# Physics 11 Electricity Problem

1. Feb 27, 2005

### eno

Copper has approximately 10^29 free electrons per cubic meter. What is the approximate average velocity of electons in a 1.0 mm radius wire carrying 1.0A?

resisivity, p of copper = 1.68 * 10^-8 ohms meter

The answer in the book apparently is 2 * 10^-5 m/s.

2. Feb 27, 2005

### vincentchan

3. Feb 27, 2005

### eno

i have tried it many times and it did not reach tat ans.

4. Feb 28, 2005

### vincentchan

the current $I$ is equals to free electrons density $\rho$ times charge per electrons $e$ times drift velocity $v$ times cross section area $A$
$$I=\rho e v A$$
ring the bell?
since you have everything except v, this is one equation with one unknown... solving it is straight forward....
you must be careful on the unit conversion, it is a little bit tricky....
the area is not given directly, but you have radii, the area shold be piece of cake
charge of electron is on the back of your textbook.... if not, look it up on internet

5. Feb 28, 2005

### eno

Within 1 sec, e drifted for length L

L = v * 1 sec = v

total e drifted within 1 sec is 1 Ampere.
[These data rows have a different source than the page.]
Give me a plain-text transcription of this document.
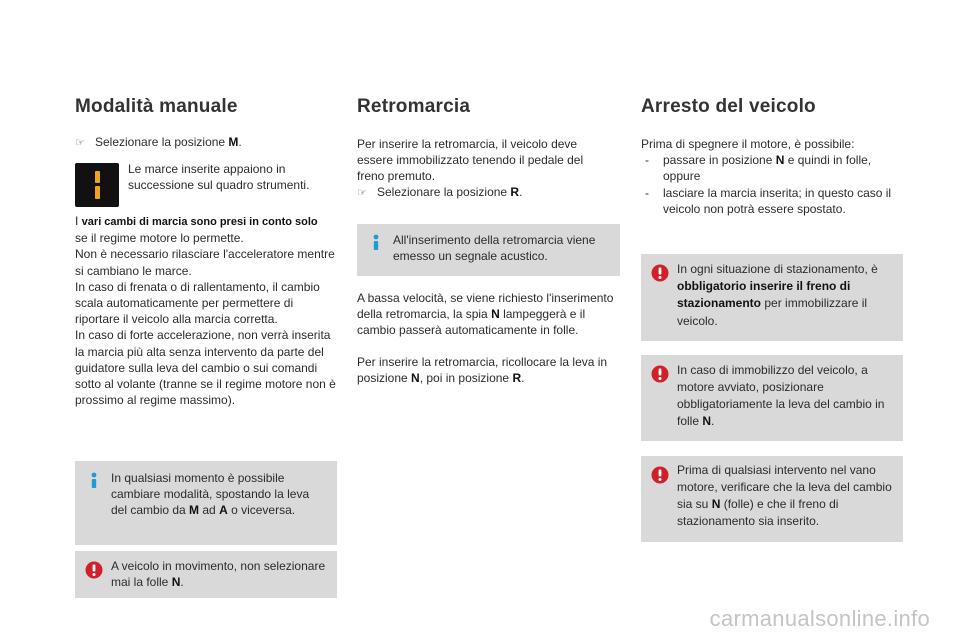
Modalità manuale
☞ Selezionare la posizione M.
Le marce inserite appaiono in successione sul quadro strumenti.

I vari cambi di marcia sono presi in conto solo

se il regime motore lo permette.

Non è necessario rilasciare l'acceleratore mentre si cambiano le marce.

In caso di frenata o di rallentamento, il cambio scala automaticamente per permettere di riportare il veicolo alla marcia corretta.

In caso di forte accelerazione, non verrà inserita la marcia più alta senza intervento da parte del guidatore sulla leva del cambio o sui comandi sotto al volante (tranne se il regime motore non è prossimo al regime massimo).

In qualsiasi momento è possibile cambiare modalità, spostando la leva del cambio da M ad A o viceversa.
A veicolo in movimento, non selezionare mai la folle N.
Retromarcia
Per inserire la retromarcia, il veicolo deve essere immobilizzato tenendo il pedale del freno premuto.
☞ Selezionare la posizione R.
All'inserimento della retromarcia viene emesso un segnale acustico.
A bassa velocità, se viene richiesto l'inserimento della retromarcia, la spia N lampeggerà e il cambio passerà automaticamente in folle.
Per inserire la retromarcia, ricollocare la leva in posizione N, poi in posizione R.
Arresto del veicolo

Prima di spegnere il motore, è possibile:

- passare in posizione N e quindi in folle, oppure
- lasciare la marcia inserita; in questo caso il veicolo non potrà essere spostato.
In ogni situazione di stazionamento, è obbligatorio inserire il freno di stazionamento per immobilizzare il veicolo.
In caso di immobilizzo del veicolo, a motore avviato, posizionare obbligatoriamente la leva del cambio in folle N.
Prima di qualsiasi intervento nel vano motore, verificare che la leva del cambio sia su N (folle) e che il freno di stazionamento sia inserito.
carmanualsonline.info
1.0 A = 6.24*10^18 e = 10^29 * v * (π * (0.001)^2)

v = 2 * 10^-6 m/s

therefore, does not match with the ans in the book.

6. Feb 28, 2005

### vincentchan

what the hack are you doing here?

7. Feb 28, 2005

### vincentchan

$$I=\rho e v A$$
$$\rho$$ is the free electronss density
$$e$$ is the charge per electron....
$$A$$ is the cross section area
$$I$$ is the current
plug in all number and solve for v....

8. Mar 1, 2005

### eno

it appears that I have punched in the wrong notation the whole time. ths for ur help.

9. Mar 1, 2005

### Mo

I dont know why, but i just cant seem to get the answer :(

the formula i use is

I = NaQv

so V = I / NAQ

A (cross sectional area) = (0.001)^2 multiplied by Pi
Q = 1.6 * 10^-19
N= 10^29
I = 1

is this right so far?

Regards,
Mo

10. Mar 1, 2005

### dextercioby

Yes,it's identical to what the OP did.You should get the same answer.$$2\times 10^{-5}m \ s^{-1}$$

Daniel.